Anadolu’da nerede bir akan su varsa, orada mutlaka bir değirmen vardır. Şimdi olmasa da kalıntıları vardır. Değirmenler, “zamana yenik düşüp yıkılsalar bile, ” değirmen taşları terk etmemiştir yerlerini.

“Değirmen taşları, ” gösterir bir değirmenin yerini.

Değirmen taşları, “çok dönmüşlüğün yorgunluğu ve sarhoşluğu” ile hiç kıpırdamadan beklerler oldukları yerde.

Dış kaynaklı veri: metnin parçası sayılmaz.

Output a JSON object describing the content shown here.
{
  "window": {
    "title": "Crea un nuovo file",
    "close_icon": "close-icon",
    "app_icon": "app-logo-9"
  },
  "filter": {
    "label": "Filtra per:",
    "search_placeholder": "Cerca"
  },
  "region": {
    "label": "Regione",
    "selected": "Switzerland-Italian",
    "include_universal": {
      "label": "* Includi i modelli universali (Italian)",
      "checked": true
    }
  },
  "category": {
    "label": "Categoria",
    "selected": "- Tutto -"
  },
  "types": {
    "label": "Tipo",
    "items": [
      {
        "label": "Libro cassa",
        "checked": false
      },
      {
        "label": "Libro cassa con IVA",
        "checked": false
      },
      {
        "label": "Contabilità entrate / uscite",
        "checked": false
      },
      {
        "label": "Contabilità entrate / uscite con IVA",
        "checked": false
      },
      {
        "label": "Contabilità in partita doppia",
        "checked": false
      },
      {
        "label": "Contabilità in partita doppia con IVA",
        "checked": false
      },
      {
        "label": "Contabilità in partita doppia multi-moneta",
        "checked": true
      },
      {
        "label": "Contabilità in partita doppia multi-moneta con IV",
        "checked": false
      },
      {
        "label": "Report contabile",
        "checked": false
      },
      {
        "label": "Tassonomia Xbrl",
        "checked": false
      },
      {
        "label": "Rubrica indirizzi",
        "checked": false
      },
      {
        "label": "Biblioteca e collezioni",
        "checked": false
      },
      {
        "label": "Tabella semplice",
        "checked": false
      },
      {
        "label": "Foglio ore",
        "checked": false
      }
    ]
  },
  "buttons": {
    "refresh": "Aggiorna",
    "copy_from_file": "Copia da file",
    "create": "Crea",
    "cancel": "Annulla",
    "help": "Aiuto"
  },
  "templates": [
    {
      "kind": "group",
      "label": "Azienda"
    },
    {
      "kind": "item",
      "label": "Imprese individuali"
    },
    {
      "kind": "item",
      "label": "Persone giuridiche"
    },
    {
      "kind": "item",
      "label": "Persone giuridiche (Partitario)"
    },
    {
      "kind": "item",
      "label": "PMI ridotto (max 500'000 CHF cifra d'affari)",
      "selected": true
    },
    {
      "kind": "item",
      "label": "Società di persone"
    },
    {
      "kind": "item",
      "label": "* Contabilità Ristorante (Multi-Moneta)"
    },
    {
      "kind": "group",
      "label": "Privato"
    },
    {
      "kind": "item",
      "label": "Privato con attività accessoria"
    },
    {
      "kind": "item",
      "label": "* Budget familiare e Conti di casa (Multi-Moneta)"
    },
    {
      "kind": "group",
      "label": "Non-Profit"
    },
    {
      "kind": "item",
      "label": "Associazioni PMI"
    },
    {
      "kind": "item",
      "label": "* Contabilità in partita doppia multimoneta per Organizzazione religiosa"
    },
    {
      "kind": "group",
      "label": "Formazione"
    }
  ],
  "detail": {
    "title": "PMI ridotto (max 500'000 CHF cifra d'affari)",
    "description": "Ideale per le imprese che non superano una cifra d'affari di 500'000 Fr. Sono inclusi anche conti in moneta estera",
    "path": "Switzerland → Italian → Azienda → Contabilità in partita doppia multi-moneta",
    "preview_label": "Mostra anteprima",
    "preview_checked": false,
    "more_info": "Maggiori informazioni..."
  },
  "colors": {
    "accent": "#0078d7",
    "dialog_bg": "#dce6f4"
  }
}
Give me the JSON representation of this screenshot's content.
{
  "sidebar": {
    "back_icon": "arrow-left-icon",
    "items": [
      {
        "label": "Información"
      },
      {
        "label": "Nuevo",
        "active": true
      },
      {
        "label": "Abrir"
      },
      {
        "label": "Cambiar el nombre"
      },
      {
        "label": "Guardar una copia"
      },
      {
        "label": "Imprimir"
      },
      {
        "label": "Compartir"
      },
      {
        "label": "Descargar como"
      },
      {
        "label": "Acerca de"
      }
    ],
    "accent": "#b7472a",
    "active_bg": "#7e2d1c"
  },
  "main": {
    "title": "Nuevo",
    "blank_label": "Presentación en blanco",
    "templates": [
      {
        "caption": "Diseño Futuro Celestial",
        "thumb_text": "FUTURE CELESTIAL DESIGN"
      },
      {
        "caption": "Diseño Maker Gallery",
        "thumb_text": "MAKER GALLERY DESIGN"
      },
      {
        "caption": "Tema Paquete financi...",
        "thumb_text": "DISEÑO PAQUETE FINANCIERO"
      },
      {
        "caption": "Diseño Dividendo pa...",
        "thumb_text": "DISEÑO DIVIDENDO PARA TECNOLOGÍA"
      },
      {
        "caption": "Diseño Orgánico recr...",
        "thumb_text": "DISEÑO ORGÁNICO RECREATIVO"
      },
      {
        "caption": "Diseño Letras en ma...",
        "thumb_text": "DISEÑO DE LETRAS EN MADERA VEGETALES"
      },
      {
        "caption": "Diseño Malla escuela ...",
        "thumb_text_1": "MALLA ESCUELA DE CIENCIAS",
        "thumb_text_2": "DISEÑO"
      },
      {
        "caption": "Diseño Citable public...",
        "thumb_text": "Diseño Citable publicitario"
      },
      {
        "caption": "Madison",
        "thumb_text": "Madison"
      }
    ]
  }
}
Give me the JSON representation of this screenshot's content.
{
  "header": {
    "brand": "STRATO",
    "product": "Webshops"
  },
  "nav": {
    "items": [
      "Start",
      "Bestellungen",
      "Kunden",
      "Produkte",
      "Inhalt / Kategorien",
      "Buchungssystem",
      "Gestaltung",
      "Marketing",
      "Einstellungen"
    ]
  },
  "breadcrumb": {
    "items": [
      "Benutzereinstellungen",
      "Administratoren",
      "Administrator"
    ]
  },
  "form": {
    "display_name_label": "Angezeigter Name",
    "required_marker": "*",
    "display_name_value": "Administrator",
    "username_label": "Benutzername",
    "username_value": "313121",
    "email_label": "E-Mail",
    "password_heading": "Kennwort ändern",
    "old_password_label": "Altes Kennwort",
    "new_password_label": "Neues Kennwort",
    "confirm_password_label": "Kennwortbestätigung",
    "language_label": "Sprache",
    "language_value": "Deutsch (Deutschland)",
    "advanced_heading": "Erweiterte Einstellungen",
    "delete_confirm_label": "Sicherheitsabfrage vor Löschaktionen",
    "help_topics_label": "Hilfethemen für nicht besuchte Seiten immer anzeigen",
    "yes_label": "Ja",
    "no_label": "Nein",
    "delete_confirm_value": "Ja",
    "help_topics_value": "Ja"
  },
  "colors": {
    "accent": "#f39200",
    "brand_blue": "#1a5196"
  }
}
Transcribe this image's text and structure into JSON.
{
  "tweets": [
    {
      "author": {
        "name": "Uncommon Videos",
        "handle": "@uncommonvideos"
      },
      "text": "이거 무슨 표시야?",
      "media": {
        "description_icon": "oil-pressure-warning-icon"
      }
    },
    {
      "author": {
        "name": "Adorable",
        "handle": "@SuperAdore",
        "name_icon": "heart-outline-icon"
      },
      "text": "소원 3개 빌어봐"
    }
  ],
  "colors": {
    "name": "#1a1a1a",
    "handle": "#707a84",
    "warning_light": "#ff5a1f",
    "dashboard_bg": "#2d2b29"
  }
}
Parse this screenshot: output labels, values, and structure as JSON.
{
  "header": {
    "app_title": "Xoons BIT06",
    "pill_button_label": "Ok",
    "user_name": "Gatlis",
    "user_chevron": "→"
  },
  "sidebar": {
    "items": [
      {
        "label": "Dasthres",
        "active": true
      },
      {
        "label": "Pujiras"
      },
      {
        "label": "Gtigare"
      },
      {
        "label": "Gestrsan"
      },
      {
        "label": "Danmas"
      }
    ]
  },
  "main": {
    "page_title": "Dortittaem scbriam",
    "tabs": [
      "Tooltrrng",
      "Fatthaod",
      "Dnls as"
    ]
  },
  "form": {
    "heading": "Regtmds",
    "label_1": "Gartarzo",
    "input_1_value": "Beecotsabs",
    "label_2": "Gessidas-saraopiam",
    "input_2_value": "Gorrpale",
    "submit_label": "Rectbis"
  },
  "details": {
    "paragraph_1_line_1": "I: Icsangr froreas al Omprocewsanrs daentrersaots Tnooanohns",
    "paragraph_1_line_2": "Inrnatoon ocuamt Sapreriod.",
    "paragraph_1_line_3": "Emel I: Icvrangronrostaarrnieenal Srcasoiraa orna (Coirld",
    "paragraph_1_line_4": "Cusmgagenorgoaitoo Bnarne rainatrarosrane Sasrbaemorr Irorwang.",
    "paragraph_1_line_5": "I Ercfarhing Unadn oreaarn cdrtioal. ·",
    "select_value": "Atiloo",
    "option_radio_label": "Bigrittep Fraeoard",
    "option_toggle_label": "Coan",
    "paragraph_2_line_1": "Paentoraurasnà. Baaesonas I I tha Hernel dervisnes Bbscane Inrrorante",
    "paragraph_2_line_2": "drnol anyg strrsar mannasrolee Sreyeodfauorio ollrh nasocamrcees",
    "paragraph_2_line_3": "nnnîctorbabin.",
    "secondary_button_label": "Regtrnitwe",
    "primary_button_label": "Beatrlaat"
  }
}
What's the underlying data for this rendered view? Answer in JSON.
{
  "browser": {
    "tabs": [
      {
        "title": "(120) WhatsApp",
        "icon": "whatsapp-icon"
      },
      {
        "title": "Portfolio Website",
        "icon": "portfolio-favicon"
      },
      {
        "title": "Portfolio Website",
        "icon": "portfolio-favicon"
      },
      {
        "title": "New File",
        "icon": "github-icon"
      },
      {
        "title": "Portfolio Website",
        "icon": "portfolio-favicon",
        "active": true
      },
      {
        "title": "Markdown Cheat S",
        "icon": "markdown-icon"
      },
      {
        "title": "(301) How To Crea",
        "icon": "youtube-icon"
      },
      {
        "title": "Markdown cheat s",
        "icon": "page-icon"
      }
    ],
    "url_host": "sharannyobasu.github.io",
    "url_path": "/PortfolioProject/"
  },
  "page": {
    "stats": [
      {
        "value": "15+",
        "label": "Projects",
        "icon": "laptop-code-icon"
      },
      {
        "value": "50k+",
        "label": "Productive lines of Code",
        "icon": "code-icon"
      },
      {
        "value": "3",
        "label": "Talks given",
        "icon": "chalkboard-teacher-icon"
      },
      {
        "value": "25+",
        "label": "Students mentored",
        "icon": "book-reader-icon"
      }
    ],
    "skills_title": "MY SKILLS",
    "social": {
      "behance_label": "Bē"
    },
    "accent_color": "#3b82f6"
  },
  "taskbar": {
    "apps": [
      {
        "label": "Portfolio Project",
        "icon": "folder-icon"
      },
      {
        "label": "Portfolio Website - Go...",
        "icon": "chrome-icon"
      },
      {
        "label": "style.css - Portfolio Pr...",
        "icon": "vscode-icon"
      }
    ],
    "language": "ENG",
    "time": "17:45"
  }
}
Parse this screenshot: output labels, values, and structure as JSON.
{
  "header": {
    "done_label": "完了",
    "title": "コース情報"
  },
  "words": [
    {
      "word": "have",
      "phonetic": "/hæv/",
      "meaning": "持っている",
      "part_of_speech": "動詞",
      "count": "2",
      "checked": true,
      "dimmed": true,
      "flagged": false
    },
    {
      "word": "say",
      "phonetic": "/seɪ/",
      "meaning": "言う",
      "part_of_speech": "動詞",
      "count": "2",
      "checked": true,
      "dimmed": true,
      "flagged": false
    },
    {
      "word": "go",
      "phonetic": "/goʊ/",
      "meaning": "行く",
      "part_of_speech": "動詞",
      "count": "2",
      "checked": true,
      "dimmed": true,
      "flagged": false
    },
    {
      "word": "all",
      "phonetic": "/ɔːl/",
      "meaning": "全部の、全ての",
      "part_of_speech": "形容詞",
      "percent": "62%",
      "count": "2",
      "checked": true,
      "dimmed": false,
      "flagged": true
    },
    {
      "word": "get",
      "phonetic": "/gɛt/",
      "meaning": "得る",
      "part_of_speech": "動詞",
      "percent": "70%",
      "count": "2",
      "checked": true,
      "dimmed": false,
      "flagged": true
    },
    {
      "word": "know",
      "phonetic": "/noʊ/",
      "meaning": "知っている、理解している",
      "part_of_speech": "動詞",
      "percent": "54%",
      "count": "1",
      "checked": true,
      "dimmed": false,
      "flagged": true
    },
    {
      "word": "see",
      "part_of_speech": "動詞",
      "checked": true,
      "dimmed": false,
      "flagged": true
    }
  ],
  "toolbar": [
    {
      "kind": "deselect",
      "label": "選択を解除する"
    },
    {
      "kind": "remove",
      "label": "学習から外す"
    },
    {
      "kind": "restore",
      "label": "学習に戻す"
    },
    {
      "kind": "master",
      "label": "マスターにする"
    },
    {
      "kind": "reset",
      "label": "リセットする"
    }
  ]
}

Değirmen arkları, değirmen taşları, oluklar, suyun biriktirildiği domuzluklar, çarklar… Hala eski günlerin izlerini saklarlar üzerlerinde.

*

Zor işmiş aslında, değirmene gitmek. Un elde etmek.

Su azaldıkça, insanlar suyun yukarısındaki değirmenlere giderlermiş. Mutlaka un yaptırılırmış buğdaylar.

Bir dere boyunca, en az yedi değirmenin olduğu biliniyor Yenice’de. Yedi değirmenin olduğu derelerde, şimdi su yok.

Derelerde balık, kurbağa ve de tosbağa bile bulmak zor.

Su yoksa hayat yok.

Yağmurlarla, derelere inen şiddetli ve öfkeli sel suları var şimdilerde.

Şu anda ilçe merkezinde; elektrikle çalışan ne bir değirmen ne de bir un fabrikası var. Hiçbir şey yok.

Buğday eken yok. Un yaptıran yok.

“Bir avuç un” neymiş, bilmeyiz bu zamanda.

“Un kokusunu” unuttuk.

Hazır alıyoruz, ekmeklik unu.

Köylüler bile, tam bir tüketici oldular artık.

Köy fırınlarında pişen ekmeğin kokusu, dokuz mahalleden duyulurdu.

Köy fırınlarında pişen ekmeklerin de kokusu yok şimdi.

Kullanılan un önemli.

Buğdayların doğal yapısı bozulmuş, un bozulmaz mı?

Ekmek bozuk olmaz mı?

*

Benim köyümüm içinde bir değirmen vardı. “Değirmenci Mustafa” değirmenciliği bırakınca, köy değirmensiz kaldı. Şimdi, değirmeni göçürmüşler. Yerinde yeller esiyor.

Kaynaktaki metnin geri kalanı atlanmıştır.